Vegs while still blackening peppers
Firemen?  Well, I got bored on Saturday late afternoon.  I'd bought cucumbers and hot peppers Thursday to try a few recipes from a pickling cookbook that I'd bought at Sweet Elizabeth Jane on Main Street.  You don't need power to can, so I fired up the burners, boiled a pot of water, and made two different brines for dill pickles, peppers, and a bag of snow peas from Gorman Produce Farm.

The problem was probably that I blackened the peppers indoors.  The grill was available.  But I was working inside, so I charred them on a cast iron pan.  A little smoke, a bunch of bubbling vinegar, an hour of high-flame gas under all those pots.  Then, the chicken sausage.

Because of the fire lieutenant's later comments about fat from the sausages, I want to emphasize that these were low-fat chicken sausages.  Very good.  (Not local.)  Either way, they were almost done when the carbon monoxide detector went off.

Bottom line, we tried to let the first floor clear out for an hour or so.  But the detector triggered again, and carbon monoxide demands you take it seriously.  We were sitting on the front steps when the fire engine rumbled up and lit the house with flood lights.  They were wonderful.  They used a professional detector.  They tracked the CO back to the stove.  It was dissipating and fine.

Hope that you're comfortable even if you're not powered at home.  Tonight, we'll eat the last of our supplies and fire up the grill for s'mores.  Tomorrow, I'll be officially tired of this.

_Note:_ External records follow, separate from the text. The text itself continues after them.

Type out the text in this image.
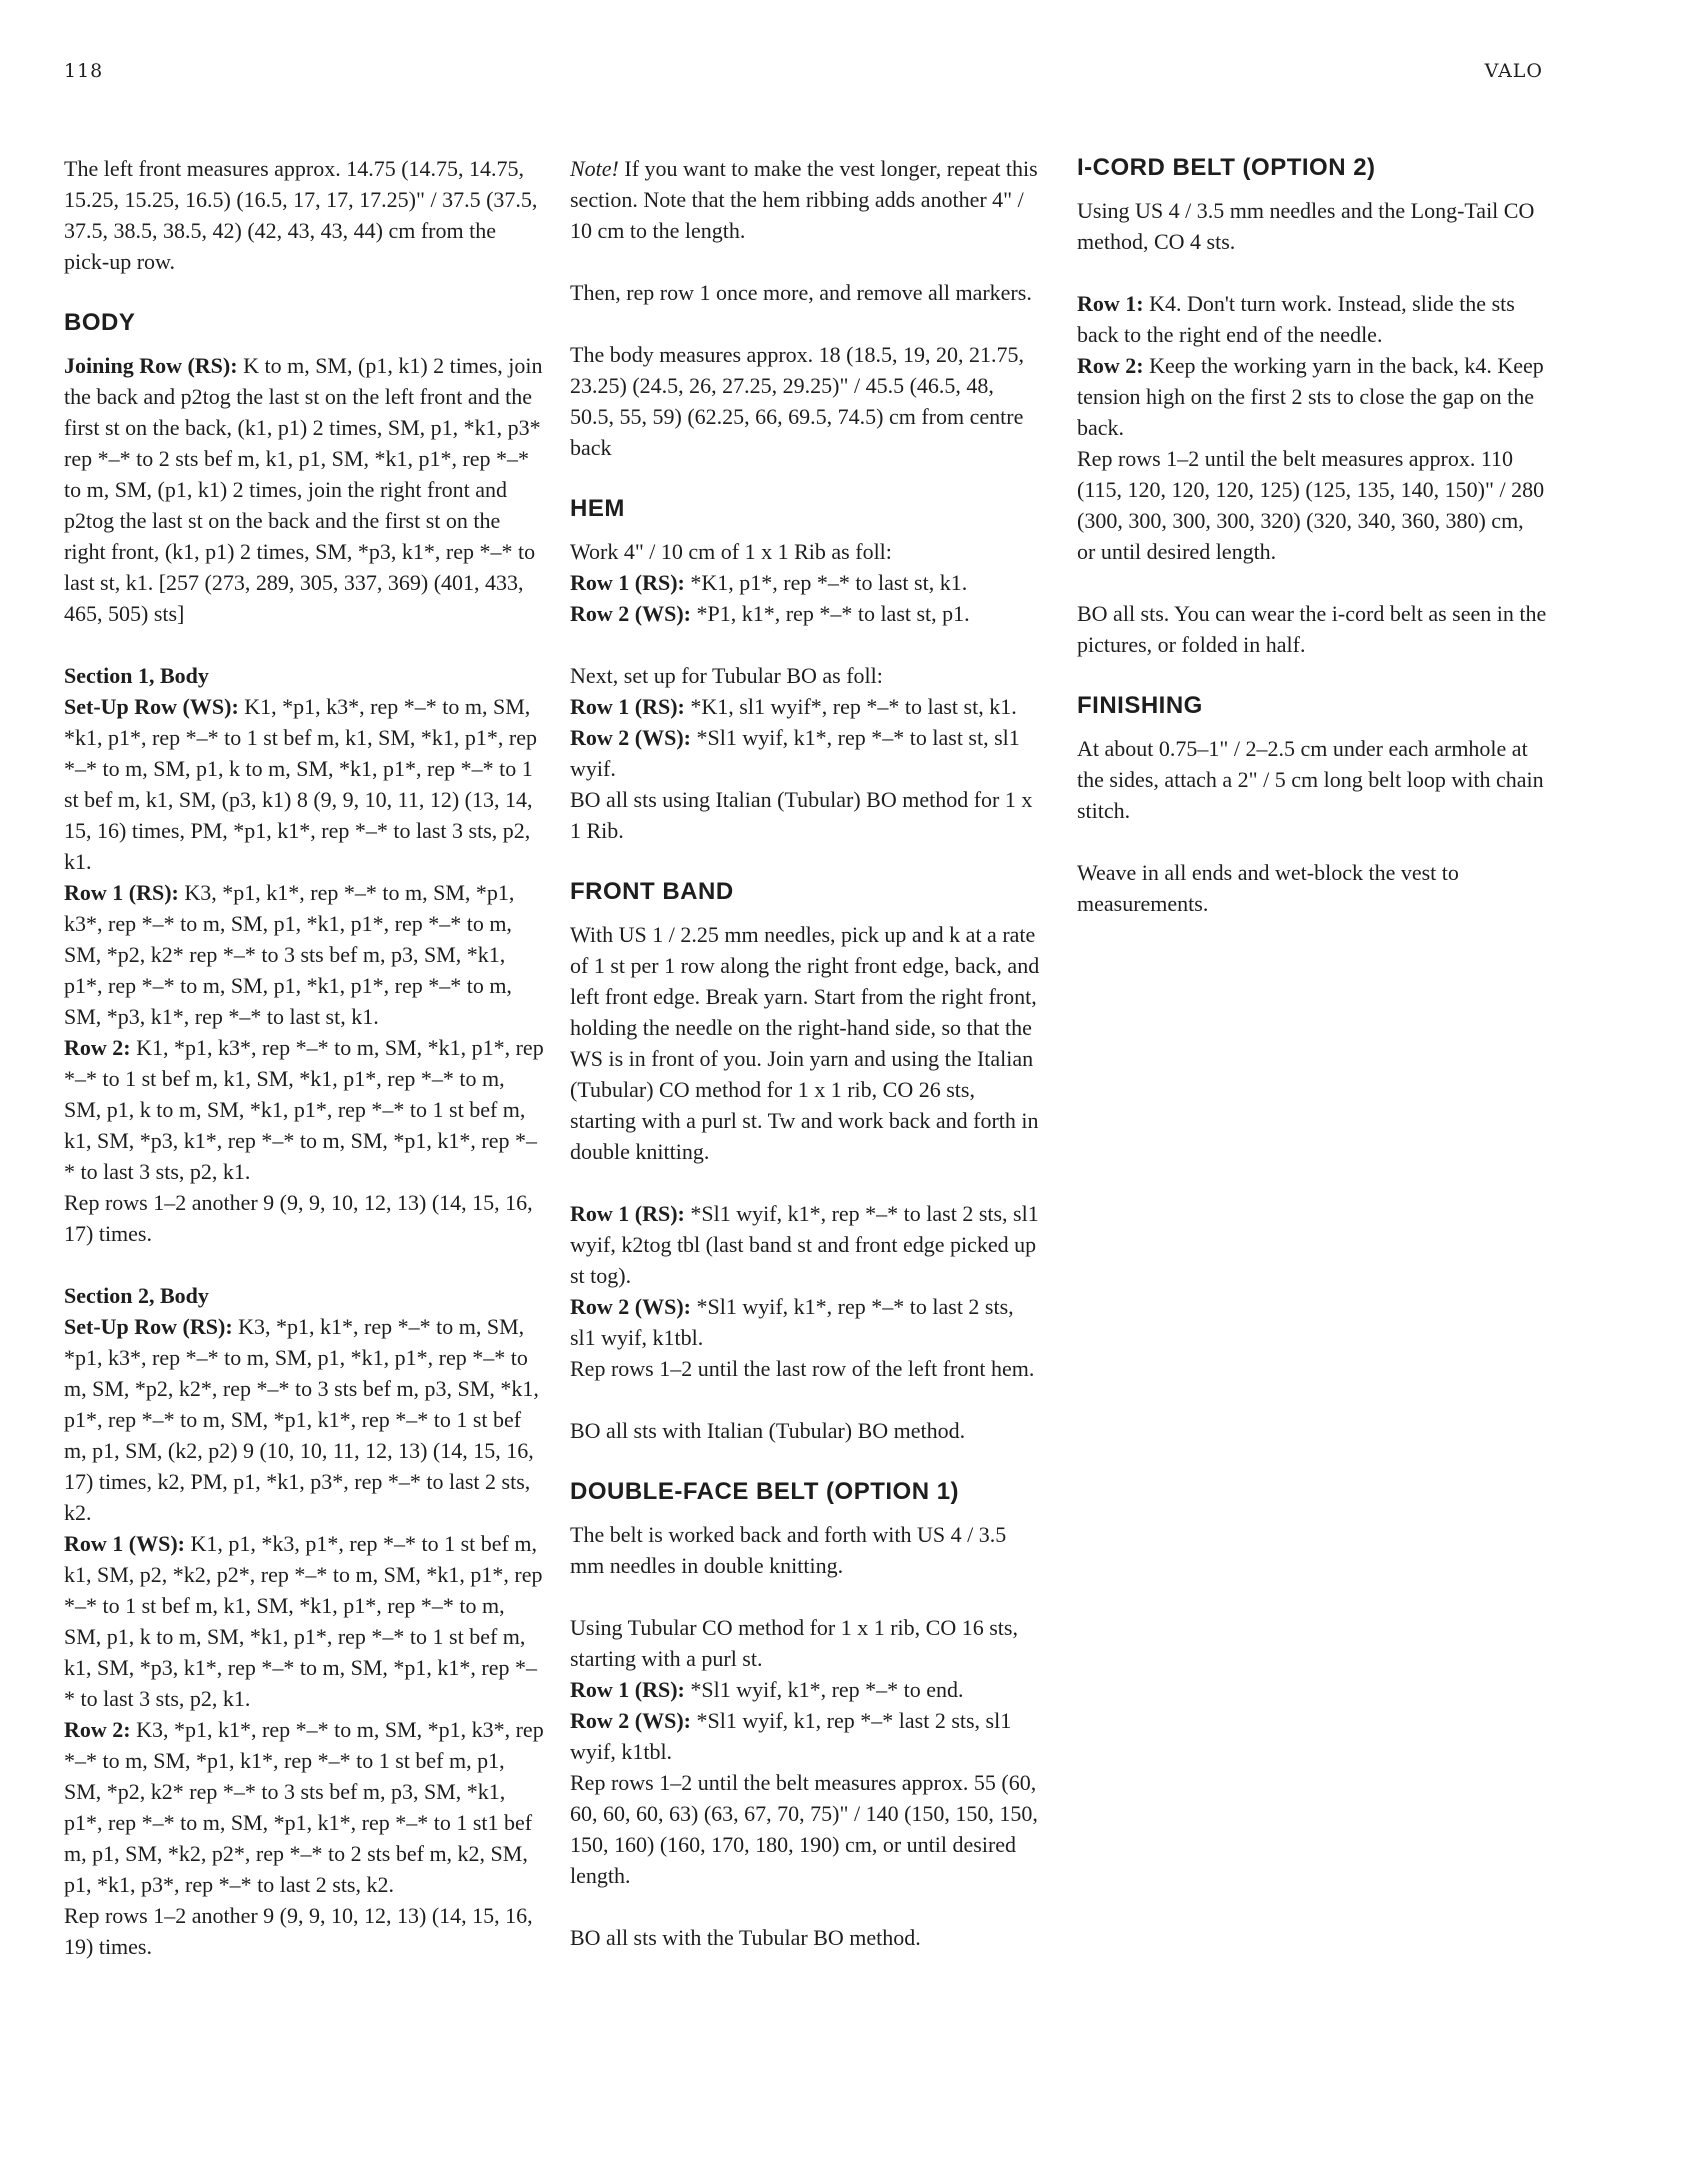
118	VALO

The left front measures approx. 14.75 (14.75, 14.75, 15.25, 15.25, 16.5) (16.5, 17, 17, 17.25)" / 37.5 (37.5, 37.5, 38.5, 38.5, 42) (42, 43, 43, 44) cm from the pick-up row.

BODY

Joining Row (RS): K to m, SM, (p1, k1) 2 times, join the back and p2tog the last st on the left front and the first st on the back, (k1, p1) 2 times, SM, p1, *k1, p3* rep *–* to 2 sts bef m, k1, p1, SM, *k1, p1*, rep *–* to m, SM, (p1, k1) 2 times, join the right front and p2tog the last st on the back and the first st on the right front, (k1, p1) 2 times, SM, *p3, k1*, rep *–* to last st, k1. [257 (273, 289, 305, 337, 369) (401, 433, 465, 505) sts]

Section 1, Body

Set-Up Row (WS): K1, *p1, k3*, rep *–* to m, SM, *k1, p1*, rep *–* to 1 st bef m, k1, SM, *k1, p1*, rep *–* to m, SM, p1, k to m, SM, *k1, p1*, rep *–* to 1 st bef m, k1, SM, (p3, k1) 8 (9, 9, 10, 11, 12) (13, 14, 15, 16) times, PM, *p1, k1*, rep *–* to last 3 sts, p2, k1.

Row 1 (RS): K3, *p1, k1*, rep *–* to m, SM, *p1, k3*, rep *–* to m, SM, p1, *k1, p1*, rep *–* to m, SM, *p2, k2* rep *–* to 3 sts bef m, p3, SM, *k1, p1*, rep *–* to m, SM, p1, *k1, p1*, rep *–* to m, SM, *p3, k1*, rep *–* to last st, k1.

Row 2: K1, *p1, k3*, rep *–* to m, SM, *k1, p1*, rep *–* to 1 st bef m, k1, SM, *k1, p1*, rep *–* to m, SM, p1, k to m, SM, *k1, p1*, rep *–* to 1 st bef m, k1, SM, *p3, k1*, rep *–* to m, SM, *p1, k1*, rep *–* to last 3 sts, p2, k1.

Rep rows 1–2 another 9 (9, 9, 10, 12, 13) (14, 15, 16, 17) times.

Section 2, Body

Set-Up Row (RS): K3, *p1, k1*, rep *–* to m, SM, *p1, k3*, rep *–* to m, SM, p1, *k1, p1*, rep *–* to m, SM, *p2, k2*, rep *–* to 3 sts bef m, p3, SM, *k1, p1*, rep *–* to m, SM, *p1, k1*, rep *–* to 1 st bef m, p1, SM, (k2, p2) 9 (10, 10, 11, 12, 13) (14, 15, 16, 17) times, k2, PM, p1, *k1, p3*, rep *–* to last 2 sts, k2.

Row 1 (WS): K1, p1, *k3, p1*, rep *–* to 1 st bef m, k1, SM, p2, *k2, p2*, rep *–* to m, SM, *k1, p1*, rep *–* to 1 st bef m, k1, SM, *k1, p1*, rep *–* to m, SM, p1, k to m, SM, *k1, p1*, rep *–* to 1 st bef m, k1, SM, *p3, k1*, rep *–* to m, SM, *p1, k1*, rep *–* to last 3 sts, p2, k1.

Row 2: K3, *p1, k1*, rep *–* to m, SM, *p1, k3*, rep *–* to m, SM, *p1, k1*, rep *–* to 1 st bef m, p1, SM, *p2, k2* rep *–* to 3 sts bef m, p3, SM, *k1, p1*, rep *–* to m, SM, *p1, k1*, rep *–* to 1 st1 bef m, p1, SM, *k2, p2*, rep *–* to 2 sts bef m, k2, SM, p1, *k1, p3*, rep *–* to last 2 sts, k2.

Rep rows 1–2 another 9 (9, 9, 10, 12, 13) (14, 15, 16, 19) times.

Note! If you want to make the vest longer, repeat this section. Note that the hem ribbing adds another 4" / 10 cm to the length.

Then, rep row 1 once more, and remove all markers.

The body measures approx. 18 (18.5, 19, 20, 21.75, 23.25) (24.5, 26, 27.25, 29.25)" / 45.5 (46.5, 48, 50.5, 55, 59) (62.25, 66, 69.5, 74.5) cm from centre back

HEM

Work 4" / 10 cm of 1 x 1 Rib as foll:

Row 1 (RS): *K1, p1*, rep *–* to last st, k1.

Row 2 (WS): *P1, k1*, rep *–* to last st, p1.

Next, set up for Tubular BO as foll:

Row 1 (RS): *K1, sl1 wyif*, rep *–* to last st, k1.

Row 2 (WS): *Sl1 wyif, k1*, rep *–* to last st, sl1 wyif.

BO all sts using Italian (Tubular) BO method for 1 x 1 Rib.

FRONT BAND

With US 1 / 2.25 mm needles, pick up and k at a rate of 1 st per 1 row along the right front edge, back, and left front edge. Break yarn. Start from the right front, holding the needle on the right-hand side, so that the WS is in front of you. Join yarn and using the Italian (Tubular) CO method for 1 x 1 rib, CO 26 sts, starting with a purl st. Tw and work back and forth in double knitting.

Row 1 (RS): *Sl1 wyif, k1*, rep *–* to last 2 sts, sl1 wyif, k2tog tbl (last band st and front edge picked up st tog).

Row 2 (WS): *Sl1 wyif, k1*, rep *–* to last 2 sts, sl1 wyif, k1tbl.

Rep rows 1–2 until the last row of the left front hem.

BO all sts with Italian (Tubular) BO method.

DOUBLE-FACE BELT (OPTION 1)

The belt is worked back and forth with US 4 / 3.5 mm needles in double knitting.

Using Tubular CO method for 1 x 1 rib, CO 16 sts, starting with a purl st.

Row 1 (RS): *Sl1 wyif, k1*, rep *–* to end.

Row 2 (WS): *Sl1 wyif, k1, rep *–* last 2 sts, sl1 wyif, k1tbl.

Rep rows 1–2 until the belt measures approx. 55 (60, 60, 60, 60, 63) (63, 67, 70, 75)" / 140 (150, 150, 150, 150, 160) (160, 170, 180, 190) cm, or until desired length.

BO all sts with the Tubular BO method.

I-CORD BELT (OPTION 2)

Using US 4 / 3.5 mm needles and the Long-Tail CO method, CO 4 sts.

Row 1: K4. Don't turn work. Instead, slide the sts back to the right end of the needle.

Row 2: Keep the working yarn in the back, k4. Keep tension high on the first 2 sts to close the gap on the back.

Rep rows 1–2 until the belt measures approx. 110 (115, 120, 120, 120, 125) (125, 135, 140, 150)" / 280 (300, 300, 300, 300, 320) (320, 340, 360, 380) cm, or until desired length.

BO all sts. You can wear the i-cord belt as seen in the pictures, or folded in half.

FINISHING

At about 0.75–1" / 2–2.5 cm under each armhole at the sides, attach a 2" / 5 cm long belt loop with chain stitch.

Weave in all ends and wet-block the vest to measurements.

Do you have any tales from your power-outage eating?  Just for the record, the dill pickles look delicious.  I still say canning makes complete sense -- and certainly looks better now than the peaches that I froze last year.  I need to figure out when pickles will be ready to eat.  The other stuff will be put away for winter.

1 comment:

Alicyn DelZoppo said...

Wow. Good thing you had a CO detector!